Notfall auf der Polizeistation
Ein Notfall ereignete sich am Nachmittag des Samstags, 22. August 2026, auf der Polizeistation Westachaja in Griechenland. Ein 75-jähriger Mann betrat die Polizeianstalt mit einem Kanister, der Benzin enthielt. Beim Betreten der Station drohte der Mann, die brennbare Flüssigkeit über sich zu gießen und sich das Leben zu nehmen. Das Eintreffen einer Person mit Treibstoff löste sofortigen Alarm bei den diensthabenden Beamten in der gesamten Station aus.
Verhandlung und Deeskalation
Das Vorhandensein des Treibstoffbehälters führte zur sofortigen Mobilisierung des Polizeipersonals in der Einrichtung von Westachaja. Die Beamten näherten sich dem 75-jährigen Mann und leiteten ruhige Verhandlungen ein, um die Konfrontation ohne körperliche Gewalt zu bewältigen. Durch stetige Kommunikation gelang es den eingesetzten Beamten, die Pattsituation zu deeskalieren und den Mann von seinem Vorhaben abzubringen. Die Verhandlung beendete die Gefahr, ohne dass das Benzin entzündet wurde und ohne dass es zu körperlichen Schäden für die Person oder das anwesende Polizeipersonal kam.

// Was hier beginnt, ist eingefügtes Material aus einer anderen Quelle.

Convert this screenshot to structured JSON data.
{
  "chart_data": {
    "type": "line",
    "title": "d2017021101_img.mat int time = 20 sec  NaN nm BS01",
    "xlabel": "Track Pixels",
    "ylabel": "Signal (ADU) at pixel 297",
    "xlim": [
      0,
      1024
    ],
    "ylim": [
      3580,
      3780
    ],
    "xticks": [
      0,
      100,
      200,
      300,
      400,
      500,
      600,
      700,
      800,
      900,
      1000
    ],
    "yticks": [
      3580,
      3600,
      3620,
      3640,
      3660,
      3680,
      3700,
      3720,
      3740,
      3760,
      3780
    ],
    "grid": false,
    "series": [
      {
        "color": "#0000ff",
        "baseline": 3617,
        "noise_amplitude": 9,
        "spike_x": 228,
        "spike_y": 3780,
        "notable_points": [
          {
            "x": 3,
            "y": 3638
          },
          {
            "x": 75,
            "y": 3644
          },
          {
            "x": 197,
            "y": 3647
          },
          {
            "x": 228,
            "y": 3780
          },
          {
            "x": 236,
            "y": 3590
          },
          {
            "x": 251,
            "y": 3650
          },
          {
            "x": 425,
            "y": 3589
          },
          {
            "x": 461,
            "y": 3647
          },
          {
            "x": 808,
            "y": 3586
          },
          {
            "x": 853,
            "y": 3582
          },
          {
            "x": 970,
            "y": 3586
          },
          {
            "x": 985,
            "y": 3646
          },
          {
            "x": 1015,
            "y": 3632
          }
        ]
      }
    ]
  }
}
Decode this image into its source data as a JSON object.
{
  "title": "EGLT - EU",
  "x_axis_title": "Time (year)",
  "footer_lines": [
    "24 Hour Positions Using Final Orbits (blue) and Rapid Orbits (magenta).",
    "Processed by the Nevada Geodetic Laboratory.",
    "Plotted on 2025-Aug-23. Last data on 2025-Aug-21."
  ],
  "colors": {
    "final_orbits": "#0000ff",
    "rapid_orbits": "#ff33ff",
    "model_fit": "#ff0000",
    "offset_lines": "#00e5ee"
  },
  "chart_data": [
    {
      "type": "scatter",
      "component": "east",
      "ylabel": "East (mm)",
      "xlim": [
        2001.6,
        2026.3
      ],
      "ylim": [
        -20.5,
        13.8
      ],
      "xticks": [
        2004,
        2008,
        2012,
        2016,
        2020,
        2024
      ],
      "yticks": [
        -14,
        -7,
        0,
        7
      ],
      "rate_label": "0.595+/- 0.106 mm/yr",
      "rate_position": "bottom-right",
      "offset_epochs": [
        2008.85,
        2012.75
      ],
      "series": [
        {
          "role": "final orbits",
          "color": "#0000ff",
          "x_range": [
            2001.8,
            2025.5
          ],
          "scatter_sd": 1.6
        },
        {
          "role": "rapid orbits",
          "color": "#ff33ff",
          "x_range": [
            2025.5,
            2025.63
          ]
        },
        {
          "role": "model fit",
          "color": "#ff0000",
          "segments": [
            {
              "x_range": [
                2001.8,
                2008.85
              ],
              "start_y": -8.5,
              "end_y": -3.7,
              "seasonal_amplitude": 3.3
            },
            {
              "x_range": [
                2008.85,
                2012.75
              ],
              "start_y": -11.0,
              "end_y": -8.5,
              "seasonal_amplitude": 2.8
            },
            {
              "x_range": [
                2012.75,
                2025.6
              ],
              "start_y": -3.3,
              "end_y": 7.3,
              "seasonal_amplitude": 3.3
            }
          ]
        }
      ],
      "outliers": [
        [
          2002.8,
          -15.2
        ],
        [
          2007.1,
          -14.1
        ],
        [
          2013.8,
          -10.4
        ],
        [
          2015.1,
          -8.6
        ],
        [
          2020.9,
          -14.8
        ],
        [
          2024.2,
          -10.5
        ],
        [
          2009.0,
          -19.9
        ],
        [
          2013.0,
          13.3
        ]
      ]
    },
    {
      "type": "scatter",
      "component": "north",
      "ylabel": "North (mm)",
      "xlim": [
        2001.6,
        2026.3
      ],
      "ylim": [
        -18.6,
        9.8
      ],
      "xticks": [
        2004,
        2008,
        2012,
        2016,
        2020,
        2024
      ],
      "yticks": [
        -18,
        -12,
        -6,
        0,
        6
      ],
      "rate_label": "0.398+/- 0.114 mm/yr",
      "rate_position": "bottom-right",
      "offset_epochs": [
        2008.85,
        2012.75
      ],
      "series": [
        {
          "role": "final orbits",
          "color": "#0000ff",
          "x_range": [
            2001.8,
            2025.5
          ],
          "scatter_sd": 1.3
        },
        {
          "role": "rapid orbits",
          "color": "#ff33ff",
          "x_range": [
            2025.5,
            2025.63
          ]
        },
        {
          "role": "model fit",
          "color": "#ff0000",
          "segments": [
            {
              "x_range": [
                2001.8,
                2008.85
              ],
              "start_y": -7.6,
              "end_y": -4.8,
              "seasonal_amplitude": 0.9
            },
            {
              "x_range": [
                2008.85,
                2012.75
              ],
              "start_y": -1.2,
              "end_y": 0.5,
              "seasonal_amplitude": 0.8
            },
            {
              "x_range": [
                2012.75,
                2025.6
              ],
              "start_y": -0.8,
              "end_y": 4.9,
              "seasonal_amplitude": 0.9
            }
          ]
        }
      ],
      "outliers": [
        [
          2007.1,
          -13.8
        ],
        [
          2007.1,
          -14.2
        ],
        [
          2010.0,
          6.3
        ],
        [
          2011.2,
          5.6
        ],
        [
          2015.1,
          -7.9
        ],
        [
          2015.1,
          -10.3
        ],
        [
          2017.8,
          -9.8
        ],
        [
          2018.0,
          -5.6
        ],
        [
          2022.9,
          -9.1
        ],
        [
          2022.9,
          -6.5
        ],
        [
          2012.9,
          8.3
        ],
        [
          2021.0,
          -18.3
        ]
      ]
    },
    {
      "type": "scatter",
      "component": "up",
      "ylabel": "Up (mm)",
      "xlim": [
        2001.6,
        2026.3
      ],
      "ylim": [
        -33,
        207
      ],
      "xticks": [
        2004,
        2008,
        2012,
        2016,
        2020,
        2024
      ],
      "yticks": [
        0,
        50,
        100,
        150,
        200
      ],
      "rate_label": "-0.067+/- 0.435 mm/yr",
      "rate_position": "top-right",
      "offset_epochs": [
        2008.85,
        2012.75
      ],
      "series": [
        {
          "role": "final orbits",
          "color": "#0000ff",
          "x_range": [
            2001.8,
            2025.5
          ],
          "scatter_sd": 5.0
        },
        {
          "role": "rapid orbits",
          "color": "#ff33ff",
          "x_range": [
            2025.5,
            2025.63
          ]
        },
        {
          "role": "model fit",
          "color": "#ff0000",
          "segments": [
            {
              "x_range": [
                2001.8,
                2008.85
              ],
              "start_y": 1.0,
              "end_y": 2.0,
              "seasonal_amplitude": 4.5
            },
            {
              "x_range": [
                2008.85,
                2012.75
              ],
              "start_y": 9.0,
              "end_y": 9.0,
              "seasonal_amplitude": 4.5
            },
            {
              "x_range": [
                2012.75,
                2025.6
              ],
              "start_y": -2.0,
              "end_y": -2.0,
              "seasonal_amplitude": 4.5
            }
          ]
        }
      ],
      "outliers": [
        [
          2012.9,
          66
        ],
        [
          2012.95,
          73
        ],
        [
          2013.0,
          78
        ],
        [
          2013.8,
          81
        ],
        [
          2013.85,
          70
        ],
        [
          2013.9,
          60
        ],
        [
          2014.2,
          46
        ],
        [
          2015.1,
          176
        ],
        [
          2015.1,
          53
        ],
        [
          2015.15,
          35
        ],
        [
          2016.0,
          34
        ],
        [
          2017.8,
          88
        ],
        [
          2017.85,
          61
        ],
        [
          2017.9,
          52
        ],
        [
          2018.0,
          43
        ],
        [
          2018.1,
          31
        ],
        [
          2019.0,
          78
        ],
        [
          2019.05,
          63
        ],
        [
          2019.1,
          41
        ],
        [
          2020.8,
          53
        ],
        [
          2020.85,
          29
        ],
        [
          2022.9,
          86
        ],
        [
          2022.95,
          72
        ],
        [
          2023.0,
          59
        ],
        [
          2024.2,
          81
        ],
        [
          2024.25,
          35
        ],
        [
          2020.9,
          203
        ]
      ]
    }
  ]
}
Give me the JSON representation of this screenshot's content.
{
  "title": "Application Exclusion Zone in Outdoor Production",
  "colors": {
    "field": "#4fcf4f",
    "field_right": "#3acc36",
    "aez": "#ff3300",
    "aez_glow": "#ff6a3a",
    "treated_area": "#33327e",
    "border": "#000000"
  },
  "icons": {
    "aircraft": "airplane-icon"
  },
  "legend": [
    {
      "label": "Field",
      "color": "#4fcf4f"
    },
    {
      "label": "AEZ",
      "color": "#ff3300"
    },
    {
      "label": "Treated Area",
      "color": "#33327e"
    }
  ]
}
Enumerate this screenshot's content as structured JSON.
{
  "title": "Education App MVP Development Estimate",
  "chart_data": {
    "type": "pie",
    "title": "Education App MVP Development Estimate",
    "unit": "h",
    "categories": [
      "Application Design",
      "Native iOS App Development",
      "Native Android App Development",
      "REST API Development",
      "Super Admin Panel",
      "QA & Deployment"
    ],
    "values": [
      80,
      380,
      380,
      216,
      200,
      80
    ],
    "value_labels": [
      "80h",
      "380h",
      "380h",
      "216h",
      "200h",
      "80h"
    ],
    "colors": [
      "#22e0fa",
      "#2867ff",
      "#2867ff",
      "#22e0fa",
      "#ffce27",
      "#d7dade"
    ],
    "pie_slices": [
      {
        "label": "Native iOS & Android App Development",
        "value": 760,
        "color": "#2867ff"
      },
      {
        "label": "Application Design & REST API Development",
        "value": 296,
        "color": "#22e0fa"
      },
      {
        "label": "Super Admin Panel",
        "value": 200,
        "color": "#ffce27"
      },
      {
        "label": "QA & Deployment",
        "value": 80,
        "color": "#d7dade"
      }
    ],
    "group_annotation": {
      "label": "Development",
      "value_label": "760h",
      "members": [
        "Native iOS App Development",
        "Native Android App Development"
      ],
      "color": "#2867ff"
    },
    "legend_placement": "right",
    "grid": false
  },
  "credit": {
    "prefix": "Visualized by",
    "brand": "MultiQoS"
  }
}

- Ein 75-jähriger Mann betritt die Polizeistation Westachaja mit einem Kanister Benzin und droht mit Selbstverbrennung
- Die diensthabenden Beamten mobilisieren und nehmen ruhige Verhandlungen auf, um die Situation zu bewältigen
- Die Polizei überredet den Mann erfolgreich, von seinem Vorhaben abzulassen, und verhindert so jede Selbstverletzung
Motive und aktueller Stand
Nach der Deeskalation sicherten die Beamten den Tatort und neutralisierten die Bedrohung innerhalb der Polizeistation. Das rasche Eingreifen der diensthabenden Beamten durch Verhandlungen führte zu einer friedlichen Lösung. Die Behörden erklärten, dass die zugrundeliegenden Motive für die Handlungen des 75-jährigen Mannes unbekannt bleiben, und es wurden keine Einzelheiten zu früheren Beschwerden oder Streitigkeiten im Zusammenhang mit dem Vorfall veröffentlicht.